Talks reach impasse in Roan Plateau drilling suit

A judge will be left to rule on a lawsuit challenging the federal government’s oil and gas leasing on the Roan Plateau near Rifle after court-ordered negotiations failed to reach a settlement.

“After multiple rounds of settlement negotiations and diligent efforts by all parties, settlement negotiations are at an impasse,” federal Magistrate Judge Kristen L. Mix wrote in an order issued this week. “Given that the issues in the case are fully briefed and ripe for resolution, the matter will be resolved in due course and in consideration of the District Judge’s overall docket.”

Colorado U.S. District Court Judge Marcia Krieger is presiding over the case.

Ten conservation groups brought the suit to challenge the Bureau of Land Management’s 2008 leasing of some 55,000 acres on the plateau for oil and gas development. Several companies hold the leases. Bill Barrett Corp. controls the leases on the plateau top, where conservation groups hope drilling will be prevented altogether.

The leases have been deferred pending resolution of the case.

The BLM declined to comment because the litigation is ongoing.

The conservation groups said in a joint statement Thursday that the Roan Plateau is one of the state’s top areas for biodiversity, with rare plants, unique ecosystems and pure strains of Colorado River cutthroat trout.
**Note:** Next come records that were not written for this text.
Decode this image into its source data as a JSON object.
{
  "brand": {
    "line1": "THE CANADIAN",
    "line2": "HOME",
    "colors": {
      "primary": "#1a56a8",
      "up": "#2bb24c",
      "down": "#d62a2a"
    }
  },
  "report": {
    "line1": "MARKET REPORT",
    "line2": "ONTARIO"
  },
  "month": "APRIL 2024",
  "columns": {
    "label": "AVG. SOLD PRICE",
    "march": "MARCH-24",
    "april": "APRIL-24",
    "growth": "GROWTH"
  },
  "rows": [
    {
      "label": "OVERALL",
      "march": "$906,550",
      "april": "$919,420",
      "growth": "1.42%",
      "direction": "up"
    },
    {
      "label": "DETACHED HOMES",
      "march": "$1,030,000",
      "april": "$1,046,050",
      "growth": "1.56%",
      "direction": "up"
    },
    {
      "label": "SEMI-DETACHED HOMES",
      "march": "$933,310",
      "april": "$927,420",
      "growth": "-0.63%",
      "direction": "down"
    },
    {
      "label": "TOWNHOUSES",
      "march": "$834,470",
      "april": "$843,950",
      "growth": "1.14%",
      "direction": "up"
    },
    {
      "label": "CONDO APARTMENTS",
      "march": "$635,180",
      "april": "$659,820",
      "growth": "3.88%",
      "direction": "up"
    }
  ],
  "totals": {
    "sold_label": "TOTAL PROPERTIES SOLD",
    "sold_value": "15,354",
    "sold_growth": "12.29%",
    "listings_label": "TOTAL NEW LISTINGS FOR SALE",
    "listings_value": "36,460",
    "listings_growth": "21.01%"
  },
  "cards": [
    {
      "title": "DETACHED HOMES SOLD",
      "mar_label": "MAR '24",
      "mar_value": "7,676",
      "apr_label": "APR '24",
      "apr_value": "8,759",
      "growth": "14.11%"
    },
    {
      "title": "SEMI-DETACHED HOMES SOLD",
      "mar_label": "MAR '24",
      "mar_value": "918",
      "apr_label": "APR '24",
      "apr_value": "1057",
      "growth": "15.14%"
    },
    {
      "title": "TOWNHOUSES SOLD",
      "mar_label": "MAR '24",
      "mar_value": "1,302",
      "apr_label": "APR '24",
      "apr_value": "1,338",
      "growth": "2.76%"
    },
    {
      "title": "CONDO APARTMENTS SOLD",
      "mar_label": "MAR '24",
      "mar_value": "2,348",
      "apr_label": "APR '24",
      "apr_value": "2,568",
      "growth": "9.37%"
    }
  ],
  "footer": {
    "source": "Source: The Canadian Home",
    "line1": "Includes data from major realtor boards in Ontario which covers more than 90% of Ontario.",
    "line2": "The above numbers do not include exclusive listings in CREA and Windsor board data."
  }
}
“We have worked tirelessly to ensure that the Roan Plateau gets the protection it deserves.  We remain willing to keep talking to find a reasonable solution,” the groups said. “…. We believe that our challenge to the leasing decisions on the Roan remains on solid legal ground, and urge the Obama administration to develop a plan for the Roan Plateau that awards these public lands the full protection they warrant.”

Barrett spokesman Jim Felton said, “I think we have a compelling case to make, legally, technically, operationally, economically, and those will be some of the major threads that we’ll work to present before a judge.”

Felton said the company had hoped to agree with conservation groups to some mutual concessions and “try to find areas of mutual agreement and mutual interest.”